Gaussian distribution model GSM
When a multidimensional variable x obeys a Gaussian distribution, its probability density function PDF is:
x is the column vector of dimension D, U is the model expectation, Σ is the model variance. In practice, U is usually substituted with sample mean, Σ is usually substituted by sample variance. It is easy to tell if a sample of x belongs to category C. Because each class has its own u and σ, the X into the (1), when the probability is greater than a certain threshold, we think that x belongs to Class C.
Geometrically speaking, the Gaussian distribution model in two-dimensional space should approximate to the ellipse, in three-dimensional space approximation to the ellipsoid. Unfortunately, in many classification problems, sample points belonging to the same category do not meet the characteristics of the "ellipse" distribution. This introduces the Gaussian mixture model.
Gaussian mixture model GMM
Each GMM is composed of a Gaussian distribution, each Gaussian is called a "Component", and these Component linearly add together to form the probability density function of GMM:
Each GMM is composed of a Gaussian distribution, each Gaussian is called a "Component", and these Component linearly add together to form the probability density function of GMM:
Because the sum of the equations and also the values that need our estimate, we use the iterative method, which we assume and are known when calculating, and we will take the last iteration value (or the initial value). Estimate parameters for each Component: Now let's assume that what we got in the previous step is the correct "probability of the data being generated by Component", which can also be used as a contribution to the Component in generating this data, or we can think of this as a value which has this part is generated by the Component. Concentrating on all data points is now actually considered Component generating these points. Since each Component is a standard Gaussian distribution, it can easily be distributed to find the corresponding parameter values for maximum likelihood:
Which, and also logically, can be estimated as.
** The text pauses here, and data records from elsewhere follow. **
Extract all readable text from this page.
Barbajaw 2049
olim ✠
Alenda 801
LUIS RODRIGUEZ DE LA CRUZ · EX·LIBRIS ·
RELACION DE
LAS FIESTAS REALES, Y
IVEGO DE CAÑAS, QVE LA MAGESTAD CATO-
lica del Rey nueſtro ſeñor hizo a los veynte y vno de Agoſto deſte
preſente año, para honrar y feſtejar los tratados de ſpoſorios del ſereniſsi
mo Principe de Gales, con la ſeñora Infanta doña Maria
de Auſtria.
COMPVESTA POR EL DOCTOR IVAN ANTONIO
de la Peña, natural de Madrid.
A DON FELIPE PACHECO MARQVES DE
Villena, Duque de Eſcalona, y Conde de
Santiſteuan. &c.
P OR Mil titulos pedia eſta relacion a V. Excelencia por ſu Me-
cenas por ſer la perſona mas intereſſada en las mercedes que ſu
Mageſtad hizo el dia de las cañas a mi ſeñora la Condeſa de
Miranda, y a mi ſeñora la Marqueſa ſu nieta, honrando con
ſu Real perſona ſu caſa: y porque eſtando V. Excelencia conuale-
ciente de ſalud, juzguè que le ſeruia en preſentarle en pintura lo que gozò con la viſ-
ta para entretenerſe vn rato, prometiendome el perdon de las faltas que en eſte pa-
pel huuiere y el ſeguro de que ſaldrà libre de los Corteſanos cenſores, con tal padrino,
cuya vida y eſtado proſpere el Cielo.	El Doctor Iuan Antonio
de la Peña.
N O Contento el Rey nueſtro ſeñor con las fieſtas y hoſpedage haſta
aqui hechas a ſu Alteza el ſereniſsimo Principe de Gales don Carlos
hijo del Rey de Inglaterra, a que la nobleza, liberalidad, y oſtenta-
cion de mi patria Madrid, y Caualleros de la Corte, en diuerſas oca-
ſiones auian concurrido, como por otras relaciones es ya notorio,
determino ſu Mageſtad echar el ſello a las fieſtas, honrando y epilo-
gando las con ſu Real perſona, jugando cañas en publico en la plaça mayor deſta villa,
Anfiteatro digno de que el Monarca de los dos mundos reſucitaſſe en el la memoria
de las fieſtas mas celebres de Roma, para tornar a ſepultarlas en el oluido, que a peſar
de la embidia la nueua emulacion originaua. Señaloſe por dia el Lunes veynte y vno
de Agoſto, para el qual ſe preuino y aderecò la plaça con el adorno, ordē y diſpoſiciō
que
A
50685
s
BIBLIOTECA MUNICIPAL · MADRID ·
Repeat the first two steps of the iteration until the value of the likelihood function converges. When the parameters converge, a K-model is created and the K-models are used to classify them.
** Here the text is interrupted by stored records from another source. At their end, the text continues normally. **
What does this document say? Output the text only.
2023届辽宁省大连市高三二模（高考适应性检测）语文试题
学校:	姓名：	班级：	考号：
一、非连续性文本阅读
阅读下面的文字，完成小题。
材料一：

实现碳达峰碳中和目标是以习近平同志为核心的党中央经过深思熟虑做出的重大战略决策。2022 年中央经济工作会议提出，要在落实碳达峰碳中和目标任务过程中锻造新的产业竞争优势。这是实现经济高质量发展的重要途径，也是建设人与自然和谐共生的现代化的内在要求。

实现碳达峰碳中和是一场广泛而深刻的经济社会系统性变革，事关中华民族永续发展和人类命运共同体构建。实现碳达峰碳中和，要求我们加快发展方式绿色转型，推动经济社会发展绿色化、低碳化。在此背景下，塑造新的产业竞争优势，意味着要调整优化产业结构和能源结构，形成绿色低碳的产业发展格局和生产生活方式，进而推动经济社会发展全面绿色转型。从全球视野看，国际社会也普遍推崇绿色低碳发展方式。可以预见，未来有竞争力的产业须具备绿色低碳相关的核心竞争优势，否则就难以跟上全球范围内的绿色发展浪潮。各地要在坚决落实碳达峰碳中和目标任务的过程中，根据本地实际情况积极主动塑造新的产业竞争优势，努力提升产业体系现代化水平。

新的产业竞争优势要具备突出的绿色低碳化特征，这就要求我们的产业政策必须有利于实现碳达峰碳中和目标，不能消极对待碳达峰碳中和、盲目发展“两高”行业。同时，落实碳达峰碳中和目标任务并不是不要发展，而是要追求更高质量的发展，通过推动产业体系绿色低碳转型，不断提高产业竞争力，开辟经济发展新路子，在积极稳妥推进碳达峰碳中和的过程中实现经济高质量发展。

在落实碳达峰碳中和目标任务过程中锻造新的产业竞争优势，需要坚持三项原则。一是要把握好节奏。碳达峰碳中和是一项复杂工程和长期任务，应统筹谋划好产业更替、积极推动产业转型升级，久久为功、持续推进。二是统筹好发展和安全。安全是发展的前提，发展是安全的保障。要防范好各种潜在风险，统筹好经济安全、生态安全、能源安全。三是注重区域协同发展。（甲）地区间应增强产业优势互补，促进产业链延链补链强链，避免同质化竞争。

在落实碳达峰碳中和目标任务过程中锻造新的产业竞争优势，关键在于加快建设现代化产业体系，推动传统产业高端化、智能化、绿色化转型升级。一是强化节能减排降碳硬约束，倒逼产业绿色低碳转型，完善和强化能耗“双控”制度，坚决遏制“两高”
GMM is a clustering algorithm, and each component is a clustering center. The model parameters (Π,u and σ) are computed in the case of only the sample points, without knowing the sample classification (which contains the implied variables)----which can obviously be solved by the EM algorithm. Then use the well-trained model to classify the classification of different samples by: Step1 randomly selects one of the K component (the selected probability is
ΠK); Step2 the sample into the newly selected component, judging whether it belongs to this category, if it does not belong to the Step1.